A SOBERBA RÉPLICA DA STRAT DE MIKE MCCREADY
Foi em Janeiro que a Fender revelou o line up de instrumentos de assinatura para este ano, estreando colaborações com Ben Gibbard, Chrissie Hynde, Mike McCready, Joe Strummer, Dhani Harrison e Jason Isbell. A ’59 Strat de McCready é um sonho para fãs de instrumentos road worn. Pois bem, a guitarra é uma réplica perfeita da Stratocaster de 1960 do guitarrista dos Pearl Jam. Como se refere no artigo principal, a revelação surgiu quando Vincent Van Trigt, Master Builder da Fender Custom Shop, desmontou a guitarra para a dissecar, de modo a planear a réplica e conseguiu finalmente apurar todas as marcas de catalogação e construção. Revista a história, esta recriação Custom Shop contém todas as características originais do modelo de McCready. O acabamento, com todas as sovas que já levou perfeitamente replicadas, é um verniz Sunburst sobre um corpo de duas peças de alder, com o braço flat-sawn maple, com perfil 1960 Oval C, e escala em rosewood com 21 trastes. Na electrónica surge um conjunto de pickups bobinados artesanalmente por Josefina Campos. Estão ligados a um alternador de cinco posições e aos controlos vintage da Stratocaster, com volume, tone e treble bleed. A ponte vibrato, de sincronização vintage, conta ainda com bloqueador Callaham.
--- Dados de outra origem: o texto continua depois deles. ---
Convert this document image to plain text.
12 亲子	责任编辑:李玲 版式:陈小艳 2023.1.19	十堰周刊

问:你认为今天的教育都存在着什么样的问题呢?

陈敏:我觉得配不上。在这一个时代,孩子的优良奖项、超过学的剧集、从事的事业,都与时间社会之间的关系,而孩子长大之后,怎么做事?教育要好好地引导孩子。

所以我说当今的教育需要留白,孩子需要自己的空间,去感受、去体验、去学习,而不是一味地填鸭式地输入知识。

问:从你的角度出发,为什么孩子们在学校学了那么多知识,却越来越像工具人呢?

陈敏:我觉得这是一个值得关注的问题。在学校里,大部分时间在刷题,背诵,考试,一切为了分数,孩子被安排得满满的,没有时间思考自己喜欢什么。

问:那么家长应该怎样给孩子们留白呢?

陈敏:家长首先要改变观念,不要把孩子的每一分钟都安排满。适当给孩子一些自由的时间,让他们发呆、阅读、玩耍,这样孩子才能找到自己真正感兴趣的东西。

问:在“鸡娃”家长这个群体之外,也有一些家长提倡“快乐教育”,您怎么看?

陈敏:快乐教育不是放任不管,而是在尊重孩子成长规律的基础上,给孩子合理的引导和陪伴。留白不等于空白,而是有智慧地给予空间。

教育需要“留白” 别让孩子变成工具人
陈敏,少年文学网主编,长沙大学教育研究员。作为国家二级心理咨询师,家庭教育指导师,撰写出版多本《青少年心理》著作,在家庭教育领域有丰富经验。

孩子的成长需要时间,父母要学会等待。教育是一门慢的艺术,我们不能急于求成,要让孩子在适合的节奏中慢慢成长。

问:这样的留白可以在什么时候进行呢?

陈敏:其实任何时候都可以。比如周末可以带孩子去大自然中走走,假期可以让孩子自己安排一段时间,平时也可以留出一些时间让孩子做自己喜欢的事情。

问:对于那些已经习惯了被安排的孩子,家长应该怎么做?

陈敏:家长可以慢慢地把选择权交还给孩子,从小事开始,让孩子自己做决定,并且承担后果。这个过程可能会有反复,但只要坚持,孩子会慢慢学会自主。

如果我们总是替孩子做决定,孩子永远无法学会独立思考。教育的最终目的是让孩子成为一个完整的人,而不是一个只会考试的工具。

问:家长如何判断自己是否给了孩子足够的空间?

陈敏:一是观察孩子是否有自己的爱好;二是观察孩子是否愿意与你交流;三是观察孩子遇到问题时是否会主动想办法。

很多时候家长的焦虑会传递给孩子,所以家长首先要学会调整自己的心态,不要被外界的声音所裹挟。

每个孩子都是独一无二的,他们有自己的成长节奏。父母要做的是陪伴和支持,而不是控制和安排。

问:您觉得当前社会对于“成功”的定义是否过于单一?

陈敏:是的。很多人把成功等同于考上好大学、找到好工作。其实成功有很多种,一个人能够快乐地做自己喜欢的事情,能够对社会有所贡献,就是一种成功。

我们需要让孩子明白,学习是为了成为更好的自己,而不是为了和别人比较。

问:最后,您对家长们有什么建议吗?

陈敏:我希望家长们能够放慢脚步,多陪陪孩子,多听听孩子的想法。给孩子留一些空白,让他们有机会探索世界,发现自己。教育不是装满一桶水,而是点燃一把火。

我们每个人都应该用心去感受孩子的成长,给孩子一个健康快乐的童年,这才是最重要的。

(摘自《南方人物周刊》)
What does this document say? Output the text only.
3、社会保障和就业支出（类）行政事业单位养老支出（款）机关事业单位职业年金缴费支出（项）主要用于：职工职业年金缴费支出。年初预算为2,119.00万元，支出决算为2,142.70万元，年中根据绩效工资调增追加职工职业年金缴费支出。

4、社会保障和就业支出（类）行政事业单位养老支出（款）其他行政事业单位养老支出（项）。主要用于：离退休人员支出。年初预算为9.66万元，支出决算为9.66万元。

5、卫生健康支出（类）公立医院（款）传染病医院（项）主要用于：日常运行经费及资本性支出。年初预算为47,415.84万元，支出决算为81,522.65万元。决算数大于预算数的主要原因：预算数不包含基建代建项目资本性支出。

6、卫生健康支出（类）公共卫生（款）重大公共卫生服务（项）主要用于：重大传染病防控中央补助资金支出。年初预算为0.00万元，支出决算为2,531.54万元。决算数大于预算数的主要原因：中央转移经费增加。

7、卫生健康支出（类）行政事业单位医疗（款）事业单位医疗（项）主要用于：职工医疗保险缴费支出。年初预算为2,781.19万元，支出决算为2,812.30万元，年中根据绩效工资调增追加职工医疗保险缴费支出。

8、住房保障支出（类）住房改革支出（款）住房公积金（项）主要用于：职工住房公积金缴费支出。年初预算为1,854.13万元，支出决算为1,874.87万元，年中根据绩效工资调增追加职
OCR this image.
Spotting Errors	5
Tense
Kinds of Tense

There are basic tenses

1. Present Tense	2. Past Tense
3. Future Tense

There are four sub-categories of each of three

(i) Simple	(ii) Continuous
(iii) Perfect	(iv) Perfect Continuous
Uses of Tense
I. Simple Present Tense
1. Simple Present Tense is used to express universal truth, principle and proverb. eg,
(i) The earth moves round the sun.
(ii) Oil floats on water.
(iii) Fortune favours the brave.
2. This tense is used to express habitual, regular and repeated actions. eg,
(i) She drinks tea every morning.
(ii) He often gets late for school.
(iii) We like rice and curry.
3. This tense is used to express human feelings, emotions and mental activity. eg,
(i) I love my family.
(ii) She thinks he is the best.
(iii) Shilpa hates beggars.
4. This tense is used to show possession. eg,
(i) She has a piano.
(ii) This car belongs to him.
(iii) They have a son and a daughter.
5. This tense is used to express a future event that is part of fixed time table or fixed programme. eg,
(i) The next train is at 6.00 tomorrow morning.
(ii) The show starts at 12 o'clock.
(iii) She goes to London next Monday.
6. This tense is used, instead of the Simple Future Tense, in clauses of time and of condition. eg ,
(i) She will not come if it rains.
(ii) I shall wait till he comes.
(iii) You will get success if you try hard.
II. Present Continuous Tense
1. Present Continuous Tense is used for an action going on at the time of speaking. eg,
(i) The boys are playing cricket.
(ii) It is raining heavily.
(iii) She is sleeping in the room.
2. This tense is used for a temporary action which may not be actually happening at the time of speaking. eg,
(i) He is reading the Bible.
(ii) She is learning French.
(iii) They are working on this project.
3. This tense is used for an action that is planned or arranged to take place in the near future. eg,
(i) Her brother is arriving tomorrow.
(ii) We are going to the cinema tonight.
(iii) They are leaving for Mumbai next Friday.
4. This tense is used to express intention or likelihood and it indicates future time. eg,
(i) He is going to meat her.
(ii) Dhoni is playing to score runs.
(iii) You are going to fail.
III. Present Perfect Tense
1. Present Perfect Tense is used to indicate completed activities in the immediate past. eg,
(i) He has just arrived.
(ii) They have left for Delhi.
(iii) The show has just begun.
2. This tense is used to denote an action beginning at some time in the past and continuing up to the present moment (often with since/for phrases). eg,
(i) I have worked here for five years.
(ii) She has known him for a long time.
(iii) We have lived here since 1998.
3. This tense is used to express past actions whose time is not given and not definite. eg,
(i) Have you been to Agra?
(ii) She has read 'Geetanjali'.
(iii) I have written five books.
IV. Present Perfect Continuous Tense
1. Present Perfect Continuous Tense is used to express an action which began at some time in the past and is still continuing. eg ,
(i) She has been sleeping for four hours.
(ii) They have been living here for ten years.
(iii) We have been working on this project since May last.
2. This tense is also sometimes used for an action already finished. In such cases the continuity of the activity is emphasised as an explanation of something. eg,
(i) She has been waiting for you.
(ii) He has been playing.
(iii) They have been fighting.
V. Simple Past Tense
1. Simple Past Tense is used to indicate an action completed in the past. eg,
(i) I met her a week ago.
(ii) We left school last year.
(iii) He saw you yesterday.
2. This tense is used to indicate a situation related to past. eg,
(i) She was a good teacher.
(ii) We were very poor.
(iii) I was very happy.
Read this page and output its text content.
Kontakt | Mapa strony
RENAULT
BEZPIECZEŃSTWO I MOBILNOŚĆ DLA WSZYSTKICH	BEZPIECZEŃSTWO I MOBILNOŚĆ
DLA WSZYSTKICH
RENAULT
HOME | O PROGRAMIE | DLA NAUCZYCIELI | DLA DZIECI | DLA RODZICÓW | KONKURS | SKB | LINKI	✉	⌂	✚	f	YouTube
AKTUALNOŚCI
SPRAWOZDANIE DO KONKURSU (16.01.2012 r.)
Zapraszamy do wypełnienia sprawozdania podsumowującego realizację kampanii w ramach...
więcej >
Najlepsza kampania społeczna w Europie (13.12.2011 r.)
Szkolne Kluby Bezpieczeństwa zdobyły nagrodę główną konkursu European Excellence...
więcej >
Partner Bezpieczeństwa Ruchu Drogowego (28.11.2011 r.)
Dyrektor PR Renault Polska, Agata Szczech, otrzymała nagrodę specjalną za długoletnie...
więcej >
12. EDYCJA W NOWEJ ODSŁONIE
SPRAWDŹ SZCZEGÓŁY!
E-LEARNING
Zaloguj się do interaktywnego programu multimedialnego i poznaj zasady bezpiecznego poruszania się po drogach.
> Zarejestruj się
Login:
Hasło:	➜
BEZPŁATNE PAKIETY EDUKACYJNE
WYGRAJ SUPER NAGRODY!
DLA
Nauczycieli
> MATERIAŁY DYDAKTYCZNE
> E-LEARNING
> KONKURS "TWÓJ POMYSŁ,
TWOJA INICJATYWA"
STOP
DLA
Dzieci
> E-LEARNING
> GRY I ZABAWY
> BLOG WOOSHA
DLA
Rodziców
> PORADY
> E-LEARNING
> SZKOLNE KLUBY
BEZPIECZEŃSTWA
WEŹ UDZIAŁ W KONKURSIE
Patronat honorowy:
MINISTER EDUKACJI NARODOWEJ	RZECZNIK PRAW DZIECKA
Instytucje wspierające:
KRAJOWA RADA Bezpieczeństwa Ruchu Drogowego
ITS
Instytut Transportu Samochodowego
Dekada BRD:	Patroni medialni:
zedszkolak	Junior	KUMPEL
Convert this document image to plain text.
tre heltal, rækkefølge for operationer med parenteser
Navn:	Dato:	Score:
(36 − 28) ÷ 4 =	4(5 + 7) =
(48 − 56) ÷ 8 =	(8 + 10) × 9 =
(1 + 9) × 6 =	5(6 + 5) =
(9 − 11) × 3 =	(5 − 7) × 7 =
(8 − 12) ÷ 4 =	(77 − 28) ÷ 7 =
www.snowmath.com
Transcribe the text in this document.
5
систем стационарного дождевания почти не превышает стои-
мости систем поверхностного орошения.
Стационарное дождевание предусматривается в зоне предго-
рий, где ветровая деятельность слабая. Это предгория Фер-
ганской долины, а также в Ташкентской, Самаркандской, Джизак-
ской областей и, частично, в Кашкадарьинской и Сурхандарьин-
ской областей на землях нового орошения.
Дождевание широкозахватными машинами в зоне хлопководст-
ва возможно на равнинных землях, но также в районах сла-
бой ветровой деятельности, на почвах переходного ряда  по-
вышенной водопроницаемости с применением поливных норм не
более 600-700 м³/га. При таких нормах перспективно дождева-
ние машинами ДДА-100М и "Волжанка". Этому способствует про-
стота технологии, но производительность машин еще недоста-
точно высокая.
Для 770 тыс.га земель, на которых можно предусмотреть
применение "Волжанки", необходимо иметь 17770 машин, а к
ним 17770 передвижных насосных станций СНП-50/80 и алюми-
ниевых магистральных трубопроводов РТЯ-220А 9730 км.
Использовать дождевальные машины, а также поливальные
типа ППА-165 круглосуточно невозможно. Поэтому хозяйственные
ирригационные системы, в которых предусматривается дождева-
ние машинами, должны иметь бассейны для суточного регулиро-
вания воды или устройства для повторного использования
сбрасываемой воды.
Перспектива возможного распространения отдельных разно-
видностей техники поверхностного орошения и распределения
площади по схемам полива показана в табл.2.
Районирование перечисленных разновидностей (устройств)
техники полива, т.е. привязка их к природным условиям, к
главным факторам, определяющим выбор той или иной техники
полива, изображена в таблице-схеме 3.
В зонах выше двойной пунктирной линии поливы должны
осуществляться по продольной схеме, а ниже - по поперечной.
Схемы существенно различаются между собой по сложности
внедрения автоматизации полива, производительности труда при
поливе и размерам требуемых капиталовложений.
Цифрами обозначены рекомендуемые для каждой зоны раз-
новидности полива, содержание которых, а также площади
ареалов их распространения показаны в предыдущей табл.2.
De resto, a pestana é em osso e os afinadores também são vintage.
A guitarra vem acompanhada de um luxuoso estojo rígido, correia, certificado de autenticidade e o ‘McCready Case Candy Kit’. Apenas foram construídas 60 réplicas para todo o mundo. Chegaram ao mercado em Abril e se quisessem uma, em moeda europeia, teriam que rebentar 14,999 paus. Esgotaram rapidamente…

O HAMER DE 12 CORDAS
Foi ainda antes dos Pearl Jam que a Hamer construiu um modelo custom para Jeff Ament. Um peculiar baixo de 12 cordas. O instrumento tornou-se notório depois, já nos Pearl Jam, pelo seu papel em “Ten” e num dos maiores clássicos da década de 90: canção inspirada na vida do adolescente Jeremy Wade Delle, que se suicidou na escola, em frente da sua turma, no Texas. O tema escrito por Ament foi regravado nas sessões de estúdio de “Ten”, com o violoncelo no final e com o baixo Hamer de 12 cordas. Ament usaria ainda esse instrumento nos temas “Deep” e “Why Go”. Apesar de lendário, com o poder dos EMG activos e aquele enorme tamanho dos graves e densa ressonância das cordas de harmonização, o modelo nunca entrou em linha de produção, tendo sido especificamente feito para o baixista dos Pearl Jam. Há apenas algumas unidades dispersas pelo globo (não mais que 5), incluindo a de Jeff Ament. No final dos anos 90, a Hamer construiu, por encomenda, algumas réplicas, mas essas unidades eram construídas com diferenças notórias na escala – sem os inlays boomerang e com rosewood de casta diferente (menos nobre). O Hamer 12-Cordas de Jeff Ament, até pela quão raro é, tem sido alvo de imenso debate, no que respeita aos specs. Há alguma consensualidade em respeito ao modelo ser inspirado num Hamer B12A. Estes modelos surgem com o corpo em mogno e braço maple. O custom de Ament tem corpo sólido, sem abertura de ressonância (embora também tenha um perfil liso). Nos pickups surgem os EMG-DC35. A escala é em dark rosewood, com um raio de 14 ½” e 34” de comprimento. As cordas são conjuntos específicos para baixo de 12 cordas. Basicamente, as cordas de harmonização são cordas de guitarra. O princípio de afinação é o mesmo que o de um baixo de 4 cordas. Neste caso, cada corda dominante possui duas cordas de harmonização – habitualmente afinadas em oitavas.